Prove that an $n \times n$ matrix $A$ with entries from $\mathbb{C}$ satisfying $A^3 = A$ can be diagonalized.
There's a solution, which can be found here (page 4, question 12.3.22). I am having trouble understanding some of the reasoning.
SOLUTION: If $A^3=A$, then the minimal polynomial of $A$ divides $x^3-x= x(x-1)(x+1).$ Hence, the only possible eigenvalues for $A$ are $0$ and $\pm 1$. Suppose $C^{-1}AC$ is in Jordan form; Then $C^{-1}A^3C$ is also in Jordan form. Suppose we have an eigenvalue $\lambda = 0,\pm 1,$ and $J$ is a Jordan block of eigenvalue $\lambda$. Then $J^3=J$ if and only if J is of size 1. Hence all Jordan blocks of $A$ have size 1, so $A$ is diagonalizable.
- How do we know the minimal polynomial divides $p(x)=x^3 - x$?
Is it because the minimal polynomial, say $\min(A)$, is the unique monic polynomial of smallest degree such that $\min(A)=0$? We know that $$p(A) = A^3-A = 0$$ So this could possibly mean that $\min(A) = p$. But we need more information to conclude that so the most we can is that $\min(A)$ divides $p$. Correct?
- How do we know that the Jordan block should satisfy $J^3 = J$?
I will change notation a bit. Let $J_{\lambda}$ denote Jordan blocks. I believe the author is saying that $J_{\lambda}^3= J_{\lambda}$. I have no idea why this is being considered.
If we let $J$ denote the Jordan form of $A$, then $$J=C^{-1}AC = C^{-1}A^3C = J^3.$$ From this, I believe it follows that the Jordan blocks have size 1.
It is not too taxing to do this without using the theorem stating that a matrix with a square-free minimal polynomial is diagonalizable.
Let $x\in \Bbb{C}^n$ be an arbitrary vector. The relation $A^3=A$ then says the vector $$ x_1=(A^2-I)x $$ satisfies $$ Ax_1=A(A^2-I)x=(A^3-A)x=0. $$ Similarly we see that the vector $$ x_2=(A^2-A)x $$ satisfies $$ Ax_2=A^3x-A^2x=Ax-A^2x=-x_2. $$ Also the vector $$ x_3=(A^2+A)x $$ satisfies the relation $$ Ax_3=A^3x+A^2x=Ax+A^2x=x_3. $$ To summarize, if any of $x_1$, $x_2$, $x_3$, is a non-zero vector, it is an eigenvector of $A$ belonging to the respective eigenvalue $\lambda_1=0$, $\lambda_2=-1$, $\lambda_3=1$.
But the linear combination $$ -2x_1+x_2+x_3=[-2(A^2-I)+(A^2-A)+(A^2+A)]x=2Ix=2x. $$ Therefore any vector $x$ can be written as a linear combination $$ x=-x_1+\frac12 x_2+\frac12x_3 $$ of eigenvectors of $A$. This is another condition for diagonalizibility of $A$.
IIRC the implication the sum of the eigenspaces is the whole space $\implies$ diagonalizable is encountered a lot earlier than the (more general) implication about the the minimal polynomial being square-free used in the other answers.
It may be an illuminating to check how the above argument can be constructed as an adaptation of the proof of that more general result to the case where the minimal polynomial is $x^3-x$ in particular.

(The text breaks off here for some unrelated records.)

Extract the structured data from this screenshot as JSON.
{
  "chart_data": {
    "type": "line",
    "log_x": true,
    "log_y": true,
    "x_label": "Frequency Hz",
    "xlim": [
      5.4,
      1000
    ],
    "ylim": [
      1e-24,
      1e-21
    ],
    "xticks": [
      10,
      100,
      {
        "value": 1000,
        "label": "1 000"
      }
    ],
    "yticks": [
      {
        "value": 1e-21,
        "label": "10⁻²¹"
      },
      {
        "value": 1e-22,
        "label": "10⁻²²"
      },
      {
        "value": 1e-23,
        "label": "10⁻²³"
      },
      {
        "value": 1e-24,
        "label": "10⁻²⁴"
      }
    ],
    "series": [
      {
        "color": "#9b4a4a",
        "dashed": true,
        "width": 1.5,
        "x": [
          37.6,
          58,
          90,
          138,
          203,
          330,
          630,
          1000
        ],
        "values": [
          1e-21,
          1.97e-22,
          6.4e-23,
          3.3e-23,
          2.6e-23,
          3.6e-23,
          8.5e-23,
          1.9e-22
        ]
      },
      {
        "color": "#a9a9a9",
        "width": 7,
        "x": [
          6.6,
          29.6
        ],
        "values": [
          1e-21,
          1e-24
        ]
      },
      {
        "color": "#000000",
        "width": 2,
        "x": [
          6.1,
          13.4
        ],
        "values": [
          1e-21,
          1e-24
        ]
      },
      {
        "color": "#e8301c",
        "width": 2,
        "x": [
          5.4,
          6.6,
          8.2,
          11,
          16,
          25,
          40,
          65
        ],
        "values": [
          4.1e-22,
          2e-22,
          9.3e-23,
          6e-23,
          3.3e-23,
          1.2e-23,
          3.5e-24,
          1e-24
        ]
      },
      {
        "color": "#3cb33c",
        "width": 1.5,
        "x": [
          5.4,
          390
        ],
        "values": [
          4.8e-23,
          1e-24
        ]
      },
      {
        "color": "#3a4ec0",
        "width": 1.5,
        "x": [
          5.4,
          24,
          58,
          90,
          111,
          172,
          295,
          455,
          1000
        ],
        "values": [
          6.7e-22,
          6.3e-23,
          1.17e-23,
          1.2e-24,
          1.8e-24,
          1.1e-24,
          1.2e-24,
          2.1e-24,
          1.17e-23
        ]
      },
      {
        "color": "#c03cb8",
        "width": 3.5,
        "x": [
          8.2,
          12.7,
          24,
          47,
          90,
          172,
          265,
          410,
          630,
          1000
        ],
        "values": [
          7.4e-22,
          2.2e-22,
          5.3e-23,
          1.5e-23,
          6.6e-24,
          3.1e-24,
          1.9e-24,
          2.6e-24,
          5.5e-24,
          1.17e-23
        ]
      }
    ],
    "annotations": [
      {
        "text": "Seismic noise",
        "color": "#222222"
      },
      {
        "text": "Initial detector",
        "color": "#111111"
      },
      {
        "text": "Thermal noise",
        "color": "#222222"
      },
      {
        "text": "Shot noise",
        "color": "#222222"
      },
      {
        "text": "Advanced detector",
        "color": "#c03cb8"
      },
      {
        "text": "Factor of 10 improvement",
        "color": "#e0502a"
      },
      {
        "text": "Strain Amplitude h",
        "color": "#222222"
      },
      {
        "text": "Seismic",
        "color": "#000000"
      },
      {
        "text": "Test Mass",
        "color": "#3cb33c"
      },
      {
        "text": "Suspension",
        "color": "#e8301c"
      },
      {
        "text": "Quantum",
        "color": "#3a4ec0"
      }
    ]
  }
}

Undoubtedly you spotted that I used the maximal proper factors of the minimal polynomial in constructing the vectors $x_i, i=1,2,3$. This direct "proof of a special case" is often used, when the minimal polynomial is known to be a factor of $x^k-1$. Then the decomposition into eigenvectors becomes (essentially) discrete Fourier analysis.